How are the national and federal climate action drivers evolving?

  • Following the recommendations of the 2017 CESD Report on Climate Change, the federal government is enhancing the coordination of the implementation of the PCF. Governance and consultation efforts at all levels of senior management are increasing.
  • The PCF includes requirements for sharing knowledge and disseminating information to Canadians. Thus, the presence of ACCASP information in public platforms such as Natural Resources Canada’s Adaptation Platform and  ECCC’s Centre for Climate Change Services is expected to increase. ACCASP contributes to the coordination of these initiatives as a member of several working groups.
  • ECCC is developing the National Climate Change Science and Knowledge Plan (due by 2020-21). ACCASP managers are part of the team and are leading the development of a Discussion Paper on Aquatic Systems for the federal government.
  • The Greening Government Strategy sets stronger requirements for all departments to take action to understand the wide range of climate change impacts that could potentially affect federal assets, services and operations across the country by 2021, and develop measures to reduce climate change risks by 2022.

3. DFO responsibilities

A number of commitments at the departmental level are driving a need for ACCASP-generated research.

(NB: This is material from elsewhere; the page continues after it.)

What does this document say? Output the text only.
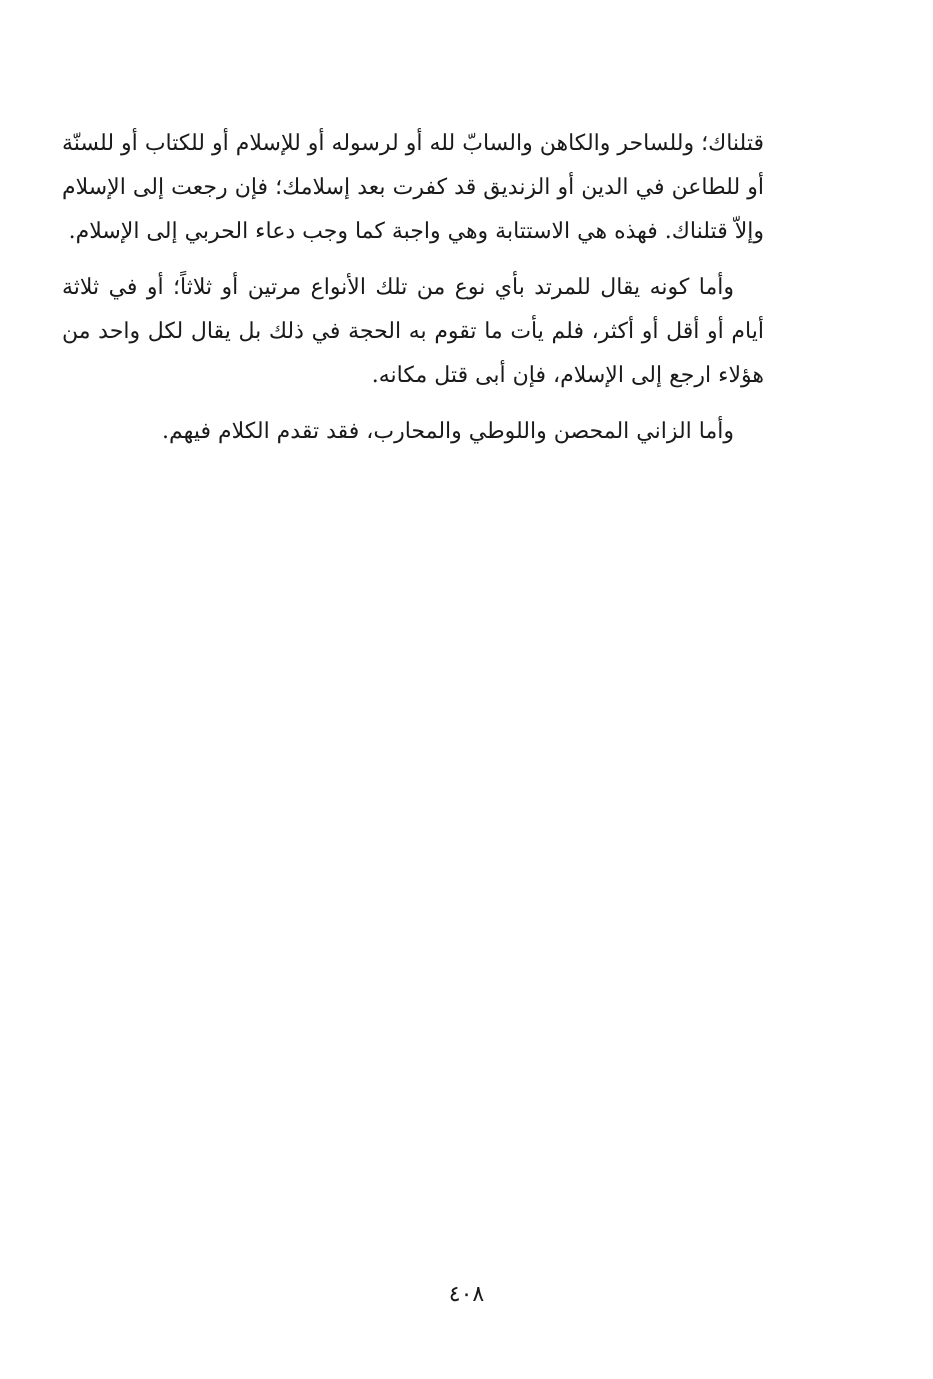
قتلناك؛ وللساحر والكاهن والسابّ لله أو لرسوله أو للإسلام أو للكتاب أو للسنّة أو للطاعن في الدين أو الزنديق قد كفرت بعد إسلامك؛ فإن رجعت إلى الإسلام وإلاّ قتلناك. فهذه هي الاستتابة وهي واجبة كما وجب دعاء الحربي إلى الإسلام.

وأما كونه يقال للمرتد بأي نوع من تلك الأنواع مرتين أو ثلاثاً؛ أو في ثلاثة أيام أو أقل أو أكثر، فلم يأت ما تقوم به الحجة في ذلك بل يقال لكل واحد من هؤلاء ارجع إلى الإسلام، فإن أبى قتل مكانه.

وأما الزاني المحصن واللوطي والمحارب، فقد تقدم الكلام فيهم.

٤٠٨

  • DFO has legal responsibilities under the Oceans Act (1996), Species at Risk Act (2002), Federal Sustainable Development Act (2008), and Fisheries Act (1985), including the 2019 amendment, Bill C68.
  • The DFO Minister’s Mandate Letter outlines DFO commitments to use good scientific evidence and traditional Indigenous knowledge when making decisions affecting fish stocks and ecosystem management (2019) and ensure effective use of research resulting from restored federal funding for freshwater research, federal ocean science and monitoring programs among others (2018).
  • In the past several years, the ACCASP has been addressing many requests for climate change adaptation action within the department. The scope of these requests is broader than the science and adaptation aspect. They include implementation requirements and representation on behalf of the department at the federal level related to the Federal Adaptation Policy Framework and the PCF.
  • Recent ACCASP research builds on the risk assessments of the four water basins conducted by ACCASP in 2013. The 2012 DFO Climate Change Risk Profile identified 6 key risks for the department, and the scientific needs to address these risks. In the 2019-20 DFO Corporate Risk Profile, the risks associated with changing aquatic environments have been elevated as mission critical.

How are DFO needs and responsibilities expected to evolve?

“Canada’s children and grandchildren will judge this generation by its action – or inaction – on the defining challenge of the time: climate change. A clear majority of Canadians voted for ambitious climate action now. And that is what the Government will deliver. It will continue to protect the environment and preserve Canada’s natural legacy.” Source: Speech from the Throne (2019)

  • With the implementation of Bill C68, DFO is committed to implementing measures to maintain major fish stocks at or above the level necessary to promote the sustainability of the stock, taking into account the biol­ogy of the fish and the environmental conditions affecting the stock.
  • The 2019 Speech from the Throne clearly states that protecting Canada from climate change impacts is a key federal priority. DFO, as the guardian of the oceans, plays a key role and shares responsibilities in this aspect.
  • Under the Greening Government Strategy, DFO is required to take action to understand the wide range of climate change impacts that could potentially affect federal assets, services and operations across the country by 2021, and develop measures to reduce climate change risks by 2022.
  • Departmental demands and requirements are increasing and expected to continue to do so in response to the climate change activities that are taking place at national and international levels.